Kuzey sıkıntılı bi iç çekip telefonunu kapattı ve masanın üzerine koydu. İki gündür görmemiştim onu. "Nasıllardır sizce?" dedi Furkan. Cevabını bilmiyordum. "İyilerdir" dedi Berkay. O daha iyi tanıyordu Gece'yi. İyi olduklarına emin gibiydim ama yinede merak ediyordum. "Sizce Gece banada kırgınmıdır?" dediğinde göz ucuyla Kuzey'𝖾 baktım. Kimse bilmiyordu cevabı. Ne evine gitmeye cesaretimiz vardı ne de telefondan sormaya.
Herşey üst üste geliyordu. Ve bu oldukca sinir bozucuydu. Gece bizi affeder mi bilmiyorum ama bu biraz zor gibi. Sanırım çabalamak gerekiyor.

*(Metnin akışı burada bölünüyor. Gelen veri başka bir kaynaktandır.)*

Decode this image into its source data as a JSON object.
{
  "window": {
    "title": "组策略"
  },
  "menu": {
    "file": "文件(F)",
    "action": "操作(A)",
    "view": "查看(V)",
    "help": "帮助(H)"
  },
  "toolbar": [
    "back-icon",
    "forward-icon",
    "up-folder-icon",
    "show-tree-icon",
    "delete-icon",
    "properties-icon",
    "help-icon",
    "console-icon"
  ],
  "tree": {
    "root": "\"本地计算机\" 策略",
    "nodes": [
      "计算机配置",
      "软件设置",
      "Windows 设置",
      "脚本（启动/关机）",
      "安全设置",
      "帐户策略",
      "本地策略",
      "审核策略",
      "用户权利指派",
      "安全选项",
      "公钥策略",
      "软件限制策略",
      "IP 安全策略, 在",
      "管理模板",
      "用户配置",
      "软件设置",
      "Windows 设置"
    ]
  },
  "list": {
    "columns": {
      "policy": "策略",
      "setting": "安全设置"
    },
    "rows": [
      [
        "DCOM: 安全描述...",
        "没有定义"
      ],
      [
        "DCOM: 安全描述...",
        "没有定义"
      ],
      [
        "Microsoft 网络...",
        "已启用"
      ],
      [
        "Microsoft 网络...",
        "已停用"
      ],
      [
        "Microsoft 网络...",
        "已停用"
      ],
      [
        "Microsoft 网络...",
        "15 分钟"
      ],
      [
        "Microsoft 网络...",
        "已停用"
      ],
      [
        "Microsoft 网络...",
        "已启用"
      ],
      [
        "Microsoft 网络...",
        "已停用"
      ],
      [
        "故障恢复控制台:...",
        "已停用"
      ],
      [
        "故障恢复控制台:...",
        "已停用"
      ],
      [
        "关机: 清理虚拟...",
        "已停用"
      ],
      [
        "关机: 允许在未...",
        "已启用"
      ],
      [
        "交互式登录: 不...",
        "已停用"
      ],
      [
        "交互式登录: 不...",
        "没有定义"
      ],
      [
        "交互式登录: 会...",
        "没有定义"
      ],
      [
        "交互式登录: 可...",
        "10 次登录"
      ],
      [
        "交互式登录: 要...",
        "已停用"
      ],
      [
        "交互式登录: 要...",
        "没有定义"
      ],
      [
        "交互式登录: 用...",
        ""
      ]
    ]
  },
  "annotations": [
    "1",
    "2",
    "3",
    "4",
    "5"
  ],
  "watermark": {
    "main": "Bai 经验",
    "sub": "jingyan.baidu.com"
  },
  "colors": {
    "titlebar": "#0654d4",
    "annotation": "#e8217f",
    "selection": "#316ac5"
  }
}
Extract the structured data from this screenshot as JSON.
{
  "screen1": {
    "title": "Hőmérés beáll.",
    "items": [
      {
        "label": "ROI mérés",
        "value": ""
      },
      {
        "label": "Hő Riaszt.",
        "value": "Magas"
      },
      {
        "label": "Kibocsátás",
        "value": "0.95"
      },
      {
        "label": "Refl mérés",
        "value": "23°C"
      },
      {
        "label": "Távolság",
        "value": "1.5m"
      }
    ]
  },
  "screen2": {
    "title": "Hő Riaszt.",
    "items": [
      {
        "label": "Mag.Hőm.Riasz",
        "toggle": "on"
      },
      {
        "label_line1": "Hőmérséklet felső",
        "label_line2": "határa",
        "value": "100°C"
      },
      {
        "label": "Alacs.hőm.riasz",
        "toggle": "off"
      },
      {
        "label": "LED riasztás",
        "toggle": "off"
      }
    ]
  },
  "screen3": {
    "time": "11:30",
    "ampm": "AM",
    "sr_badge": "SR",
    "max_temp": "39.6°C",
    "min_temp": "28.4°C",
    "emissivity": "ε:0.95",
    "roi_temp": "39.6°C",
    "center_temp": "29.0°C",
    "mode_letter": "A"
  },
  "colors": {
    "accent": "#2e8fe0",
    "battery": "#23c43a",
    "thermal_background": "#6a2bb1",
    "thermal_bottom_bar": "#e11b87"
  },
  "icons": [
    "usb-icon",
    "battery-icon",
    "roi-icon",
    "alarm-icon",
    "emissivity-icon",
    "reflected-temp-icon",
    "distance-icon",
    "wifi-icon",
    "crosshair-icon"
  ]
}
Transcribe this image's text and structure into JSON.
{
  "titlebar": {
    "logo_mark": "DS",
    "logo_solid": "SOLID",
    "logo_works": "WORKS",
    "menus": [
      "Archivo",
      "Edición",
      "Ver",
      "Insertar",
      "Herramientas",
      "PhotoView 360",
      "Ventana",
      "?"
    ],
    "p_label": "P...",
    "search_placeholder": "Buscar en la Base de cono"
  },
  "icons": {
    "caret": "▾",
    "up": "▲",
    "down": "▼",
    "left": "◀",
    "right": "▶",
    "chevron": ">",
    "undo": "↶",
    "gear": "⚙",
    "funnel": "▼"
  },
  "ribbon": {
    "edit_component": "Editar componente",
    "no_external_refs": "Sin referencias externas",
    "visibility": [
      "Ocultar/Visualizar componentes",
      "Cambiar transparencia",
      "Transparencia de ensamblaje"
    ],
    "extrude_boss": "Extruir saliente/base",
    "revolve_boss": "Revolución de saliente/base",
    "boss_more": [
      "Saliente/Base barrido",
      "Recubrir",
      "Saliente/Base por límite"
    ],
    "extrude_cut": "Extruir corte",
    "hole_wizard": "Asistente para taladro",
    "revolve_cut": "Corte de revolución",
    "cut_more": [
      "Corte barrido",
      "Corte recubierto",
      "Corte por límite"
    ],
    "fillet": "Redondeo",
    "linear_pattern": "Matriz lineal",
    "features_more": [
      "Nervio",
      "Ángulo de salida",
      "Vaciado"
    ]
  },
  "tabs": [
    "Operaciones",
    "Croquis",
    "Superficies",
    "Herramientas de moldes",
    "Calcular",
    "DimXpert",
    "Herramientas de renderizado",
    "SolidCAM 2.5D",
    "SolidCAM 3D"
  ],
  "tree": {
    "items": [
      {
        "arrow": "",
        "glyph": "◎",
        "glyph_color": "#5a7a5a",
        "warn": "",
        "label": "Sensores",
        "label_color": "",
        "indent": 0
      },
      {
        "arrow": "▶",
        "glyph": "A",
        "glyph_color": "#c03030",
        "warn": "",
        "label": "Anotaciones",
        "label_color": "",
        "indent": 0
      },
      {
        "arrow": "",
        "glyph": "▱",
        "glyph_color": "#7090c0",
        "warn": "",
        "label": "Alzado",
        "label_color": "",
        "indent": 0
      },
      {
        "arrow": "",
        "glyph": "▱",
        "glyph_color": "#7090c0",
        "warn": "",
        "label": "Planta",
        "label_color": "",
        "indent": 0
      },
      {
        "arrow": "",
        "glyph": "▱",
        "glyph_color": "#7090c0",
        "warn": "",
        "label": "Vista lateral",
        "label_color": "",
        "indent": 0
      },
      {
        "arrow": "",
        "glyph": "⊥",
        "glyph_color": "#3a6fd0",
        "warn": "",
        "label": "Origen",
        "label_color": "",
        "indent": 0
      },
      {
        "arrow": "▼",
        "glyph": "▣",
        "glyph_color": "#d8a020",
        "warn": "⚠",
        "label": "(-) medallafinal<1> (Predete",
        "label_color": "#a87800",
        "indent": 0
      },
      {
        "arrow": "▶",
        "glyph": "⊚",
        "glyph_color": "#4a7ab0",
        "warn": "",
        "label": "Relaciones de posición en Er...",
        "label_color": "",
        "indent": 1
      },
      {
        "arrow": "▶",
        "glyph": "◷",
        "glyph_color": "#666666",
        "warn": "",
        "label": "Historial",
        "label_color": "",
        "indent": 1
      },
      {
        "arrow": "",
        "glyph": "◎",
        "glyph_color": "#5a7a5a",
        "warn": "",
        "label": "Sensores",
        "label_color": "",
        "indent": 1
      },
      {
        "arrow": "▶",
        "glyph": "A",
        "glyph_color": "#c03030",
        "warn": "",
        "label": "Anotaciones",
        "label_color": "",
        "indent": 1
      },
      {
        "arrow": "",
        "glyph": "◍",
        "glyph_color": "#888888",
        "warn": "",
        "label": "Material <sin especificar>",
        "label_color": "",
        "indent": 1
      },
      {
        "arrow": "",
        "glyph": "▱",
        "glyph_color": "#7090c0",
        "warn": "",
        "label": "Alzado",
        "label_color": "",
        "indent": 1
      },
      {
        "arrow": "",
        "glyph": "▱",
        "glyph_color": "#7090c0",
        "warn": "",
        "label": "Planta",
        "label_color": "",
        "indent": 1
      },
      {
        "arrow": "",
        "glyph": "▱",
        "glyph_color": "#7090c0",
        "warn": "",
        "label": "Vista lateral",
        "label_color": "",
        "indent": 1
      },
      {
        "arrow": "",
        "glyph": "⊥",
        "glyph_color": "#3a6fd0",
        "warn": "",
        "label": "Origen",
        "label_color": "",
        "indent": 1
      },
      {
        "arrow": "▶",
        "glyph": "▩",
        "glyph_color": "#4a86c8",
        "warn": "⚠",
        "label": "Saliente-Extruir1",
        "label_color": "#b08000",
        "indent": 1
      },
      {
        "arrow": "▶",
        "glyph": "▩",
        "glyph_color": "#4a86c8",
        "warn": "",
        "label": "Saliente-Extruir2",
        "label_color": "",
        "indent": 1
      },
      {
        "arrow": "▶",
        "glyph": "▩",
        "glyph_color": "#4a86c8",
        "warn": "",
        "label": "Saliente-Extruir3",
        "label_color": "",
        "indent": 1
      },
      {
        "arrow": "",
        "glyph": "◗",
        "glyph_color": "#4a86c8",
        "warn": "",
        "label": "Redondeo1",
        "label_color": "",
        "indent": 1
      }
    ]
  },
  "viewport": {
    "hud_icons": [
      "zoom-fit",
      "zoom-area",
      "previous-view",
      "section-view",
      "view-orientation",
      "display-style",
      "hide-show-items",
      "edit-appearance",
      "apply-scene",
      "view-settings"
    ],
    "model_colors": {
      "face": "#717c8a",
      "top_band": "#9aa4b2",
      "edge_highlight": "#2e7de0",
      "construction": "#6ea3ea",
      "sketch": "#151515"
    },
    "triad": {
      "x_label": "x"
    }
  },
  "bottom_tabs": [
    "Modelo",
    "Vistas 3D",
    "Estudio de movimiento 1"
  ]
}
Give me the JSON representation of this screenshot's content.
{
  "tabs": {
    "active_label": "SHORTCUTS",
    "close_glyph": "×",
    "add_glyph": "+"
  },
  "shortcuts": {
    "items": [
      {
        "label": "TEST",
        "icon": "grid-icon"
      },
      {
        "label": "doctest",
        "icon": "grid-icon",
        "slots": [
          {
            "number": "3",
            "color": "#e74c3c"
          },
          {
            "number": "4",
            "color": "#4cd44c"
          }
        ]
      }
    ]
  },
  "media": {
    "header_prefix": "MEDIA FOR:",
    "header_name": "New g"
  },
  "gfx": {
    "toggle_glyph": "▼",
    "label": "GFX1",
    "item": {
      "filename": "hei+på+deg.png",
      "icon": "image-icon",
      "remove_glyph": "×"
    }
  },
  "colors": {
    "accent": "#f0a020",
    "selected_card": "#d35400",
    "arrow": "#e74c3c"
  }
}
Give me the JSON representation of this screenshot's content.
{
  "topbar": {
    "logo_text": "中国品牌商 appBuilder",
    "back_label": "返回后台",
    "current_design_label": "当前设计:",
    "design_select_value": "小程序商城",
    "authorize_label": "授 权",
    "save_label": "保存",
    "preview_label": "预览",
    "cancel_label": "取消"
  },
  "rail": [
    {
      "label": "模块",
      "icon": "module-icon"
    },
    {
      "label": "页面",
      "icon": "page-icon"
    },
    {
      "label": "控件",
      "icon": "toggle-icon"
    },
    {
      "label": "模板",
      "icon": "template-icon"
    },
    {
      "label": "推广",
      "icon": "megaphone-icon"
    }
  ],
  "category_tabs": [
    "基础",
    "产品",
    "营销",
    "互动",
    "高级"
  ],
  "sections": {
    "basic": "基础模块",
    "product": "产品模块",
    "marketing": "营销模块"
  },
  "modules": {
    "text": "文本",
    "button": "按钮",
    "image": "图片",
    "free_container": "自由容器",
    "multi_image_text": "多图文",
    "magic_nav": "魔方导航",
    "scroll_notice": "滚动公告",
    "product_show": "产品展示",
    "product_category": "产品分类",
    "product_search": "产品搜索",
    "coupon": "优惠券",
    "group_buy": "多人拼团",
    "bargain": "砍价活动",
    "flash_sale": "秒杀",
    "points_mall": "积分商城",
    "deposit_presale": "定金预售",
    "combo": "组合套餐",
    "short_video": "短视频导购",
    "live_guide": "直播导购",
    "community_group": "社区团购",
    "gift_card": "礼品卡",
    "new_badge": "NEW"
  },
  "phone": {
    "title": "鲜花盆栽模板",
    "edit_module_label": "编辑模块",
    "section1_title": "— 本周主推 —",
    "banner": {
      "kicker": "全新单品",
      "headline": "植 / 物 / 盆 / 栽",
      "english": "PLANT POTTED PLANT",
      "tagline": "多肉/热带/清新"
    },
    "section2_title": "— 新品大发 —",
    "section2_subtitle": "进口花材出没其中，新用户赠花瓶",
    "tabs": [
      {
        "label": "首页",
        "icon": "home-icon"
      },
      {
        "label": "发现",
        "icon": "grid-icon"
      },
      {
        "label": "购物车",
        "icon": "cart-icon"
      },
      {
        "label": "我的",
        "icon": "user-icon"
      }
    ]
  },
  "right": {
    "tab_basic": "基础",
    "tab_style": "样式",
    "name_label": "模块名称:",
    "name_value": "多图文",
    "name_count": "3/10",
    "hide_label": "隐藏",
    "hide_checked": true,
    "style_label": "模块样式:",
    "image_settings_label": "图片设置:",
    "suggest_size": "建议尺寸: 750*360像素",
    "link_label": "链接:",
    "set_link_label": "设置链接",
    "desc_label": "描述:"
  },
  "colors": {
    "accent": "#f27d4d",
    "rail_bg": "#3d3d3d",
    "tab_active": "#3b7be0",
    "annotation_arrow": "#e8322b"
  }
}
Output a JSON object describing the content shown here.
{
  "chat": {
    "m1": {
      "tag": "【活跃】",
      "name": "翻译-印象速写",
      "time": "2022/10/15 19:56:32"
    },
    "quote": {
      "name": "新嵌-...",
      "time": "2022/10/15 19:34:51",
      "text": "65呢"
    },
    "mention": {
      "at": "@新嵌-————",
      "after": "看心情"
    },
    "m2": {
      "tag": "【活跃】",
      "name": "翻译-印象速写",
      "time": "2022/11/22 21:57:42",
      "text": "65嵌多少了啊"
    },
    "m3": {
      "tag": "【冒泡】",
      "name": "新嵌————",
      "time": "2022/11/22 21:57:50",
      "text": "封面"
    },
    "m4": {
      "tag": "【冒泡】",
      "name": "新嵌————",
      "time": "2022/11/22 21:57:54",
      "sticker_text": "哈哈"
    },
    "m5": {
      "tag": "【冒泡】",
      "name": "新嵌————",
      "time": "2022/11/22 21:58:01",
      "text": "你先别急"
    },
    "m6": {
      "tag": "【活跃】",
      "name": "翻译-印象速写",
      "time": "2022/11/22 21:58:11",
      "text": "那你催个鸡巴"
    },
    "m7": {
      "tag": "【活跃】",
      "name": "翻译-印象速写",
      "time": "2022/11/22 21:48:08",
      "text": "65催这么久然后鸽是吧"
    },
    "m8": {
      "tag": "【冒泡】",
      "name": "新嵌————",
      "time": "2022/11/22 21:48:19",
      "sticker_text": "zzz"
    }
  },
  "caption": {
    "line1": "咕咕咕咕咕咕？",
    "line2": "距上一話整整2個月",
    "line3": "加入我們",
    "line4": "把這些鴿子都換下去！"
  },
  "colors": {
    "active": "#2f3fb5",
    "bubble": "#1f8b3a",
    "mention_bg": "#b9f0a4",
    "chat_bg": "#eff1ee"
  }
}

Berkay'ın telefonu çaldığında bana ve Kuzey'e baktı. Telefonu döndürüp bize gösterdi. Gece'yd𝗂 arayan.
𝐺𝑒𝑐𝑒 𝐾𝑢𝑠̧𝑢 𝐴𝑟𝚤𝑦𝑜𝑟...
Arkama yaslandığımda Berkay telefon çağrısını onaylayıp hoparlöre aldı.
-Gece Ural-
Eve eldiğimizde hep beraber kahvaltıyı hazırlamıştık. Gülüşmelerimiz evde yankılandıkca daha çok gülüyorduk. Ben ve Vera yarış kelimesini bastırarak konuşup gülüşüyorduk. Serkan ise bizi taklit ederek gülüyordu. Bir ara Vera 'Yarış' yapmak ne güzel değilmi gibi bişey söylemişti. Ben ve Eda buna dövünerek gülmüştük. Yemeğin ardından Eda bulaşıkları makineye düzdü ve salona geçti. Playstation oynayacaktık. Onlar oyuna başlarken ben lavabo bahanesiyle odama çıkıp elime telefonumu aldım. Berkay'ı arayacaktım. Hem ne sebeple nikaha gelmediğini öğrenecektim hemde Vera konusunda çaktırmadan ağzından laf almaya çalışacaktım. Belkide Arlas ve Kuzey için arıyordum bilemiyorum. Rehbere girip Berkay'ı aradım.
𝐵𝑒𝑟𝑘𝑜𝑚 𝐴𝑟𝑎𝑛𝚤𝑦𝑜𝑟...
Bi süre bekledim ama açmadı. Tam kapanacakken karşıdan gelen efendim sesi ile telefonu tekrar kulağıma götürdüm. "Efendim Gece kuşu?" dedi Berkay. Etrafta ses seda yoktu. Sanırım yalnızdı. "Naber Berko" dedim. Gülme sesi geldi. "Bi an öldün sandım aramayınca" dediğinde bende güldüm.